If a candidate tells you a DAC entry is wrong and is actively disputing it, that’s not automatically a red flag — inaccurate entries are common enough that the dispute process exists for a reason.
Frequently asked questions
What does a DAC report show? A CDL driver’s employment history from participating carriers: dates, reason for leaving, eligibility for rehire, DOT-recordable accidents, and drug-and-alcohol test data.
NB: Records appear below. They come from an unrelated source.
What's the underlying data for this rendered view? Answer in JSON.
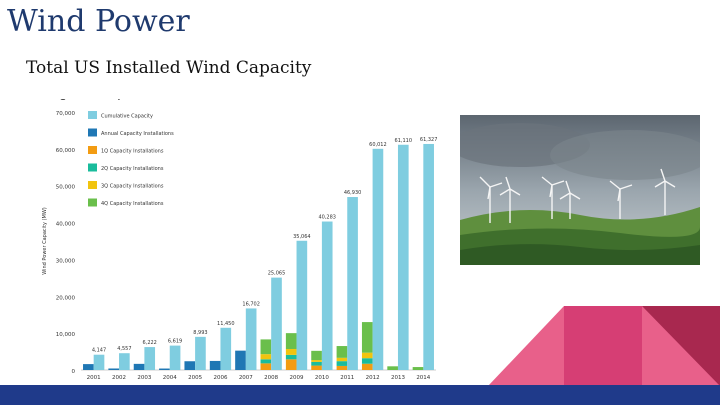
{
  "slide": {
    "title": "Wind Power",
    "subtitle": "Total US Installed Wind Capacity",
    "bullet": "Increasing"
  },
  "colors": {
    "title": "#1f3a6e",
    "cumulative": "#7fcde0",
    "annual": "#1f77b4",
    "q1": "#f39c12",
    "q2": "#1abc9c",
    "q3": "#f1c40f",
    "q4": "#6abf4b",
    "footer": "#1f3a8a",
    "accent_pink": "#e8608a",
    "accent_dark": "#a8284f"
  },
  "chart_data": {
    "type": "bar",
    "ylabel": "Wind Power Capacity (MW)",
    "ylim": [
      0,
      70000
    ],
    "ytick_labels": [
      "0",
      "10,000",
      "20,000",
      "30,000",
      "40,000",
      "50,000",
      "60,000",
      "70,000"
    ],
    "categories": [
      "2001",
      "2002",
      "2003",
      "2004",
      "2005",
      "2006",
      "2007",
      "2008",
      "2009",
      "2010",
      "2011",
      "2012",
      "2013",
      "2014"
    ],
    "legend": [
      "Cumulative Capacity",
      "Annual Capacity Installations",
      "1Q Capacity Installations",
      "2Q Capacity Installations",
      "3Q Capacity Installations",
      "4Q Capacity Installations"
    ],
    "series": [
      {
        "name": "Cumulative Capacity",
        "values": [
          4147,
          4557,
          6222,
          6619,
          8993,
          11450,
          16702,
          25065,
          35064,
          40283,
          46930,
          60012,
          61110,
          61327
        ],
        "labels": [
          "4,147",
          "4,557",
          "6,222",
          "6,619",
          "8,993",
          "11,450",
          "16,702",
          "25,065",
          "35,064",
          "40,283",
          "46,930",
          "60,012",
          "61,110",
          "61,327"
        ]
      },
      {
        "name": "Annual Capacity Installations",
        "values": [
          1600,
          410,
          1665,
          397,
          2374,
          2457,
          5252,
          0,
          0,
          0,
          0,
          0,
          0,
          0
        ]
      },
      {
        "name": "1Q Capacity Installations",
        "values": [
          0,
          0,
          0,
          0,
          0,
          0,
          0,
          1800,
          2900,
          1200,
          1100,
          1700,
          0,
          0
        ]
      },
      {
        "name": "2Q Capacity Installations",
        "values": [
          0,
          0,
          0,
          0,
          0,
          0,
          0,
          1100,
          1200,
          1000,
          1300,
          1500,
          0,
          0
        ]
      },
      {
        "name": "3Q Capacity Installations",
        "values": [
          0,
          0,
          0,
          0,
          0,
          0,
          0,
          1400,
          1600,
          500,
          900,
          1500,
          0,
          0
        ]
      },
      {
        "name": "4Q Capacity Installations",
        "values": [
          0,
          0,
          0,
          0,
          0,
          0,
          0,
          4000,
          4300,
          2500,
          3200,
          8300,
          1000,
          800
        ]
      }
    ]
  }
}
Who runs the DAC report — is it the government? No. It’s run by HireRight, a private consumer reporting agency. The data comes from former employers, not FMCSA.
Is a DAC report required to hire a driver? No. DAC itself is voluntary. But the underlying §391.23 safety-history investigation is mandatory, and DAC is one way to help satisfy it.
How long does information stay on a DAC report? Roughly three years for drug-and-alcohol data and about seven years for other items, with employment history reaching back up to a decade.
How does a driver get a free copy of their DAC report? Through HireRight — one free copy every 12 months, usually delivered within about 15 days.
How do I dispute an error on a DAC report? The driver flags the entry with HireRight and submits supporting documents; HireRight must reinvestigate within 30 days and correct or remove anything it can’t verify.
Can a former employer put false information on a DAC report? Inaccurate or retaliatory entries do happen. That’s why the FCRA gives drivers the right to dispute, and why a single negative flag shouldn’t end a hiring decision on its own.
What’s the difference between a DAC report and a PSP report? DAC is employer-reported employment history from HireRight. PSP is FMCSA crash and roadside-inspection data. They cover different ground — most carriers pull both.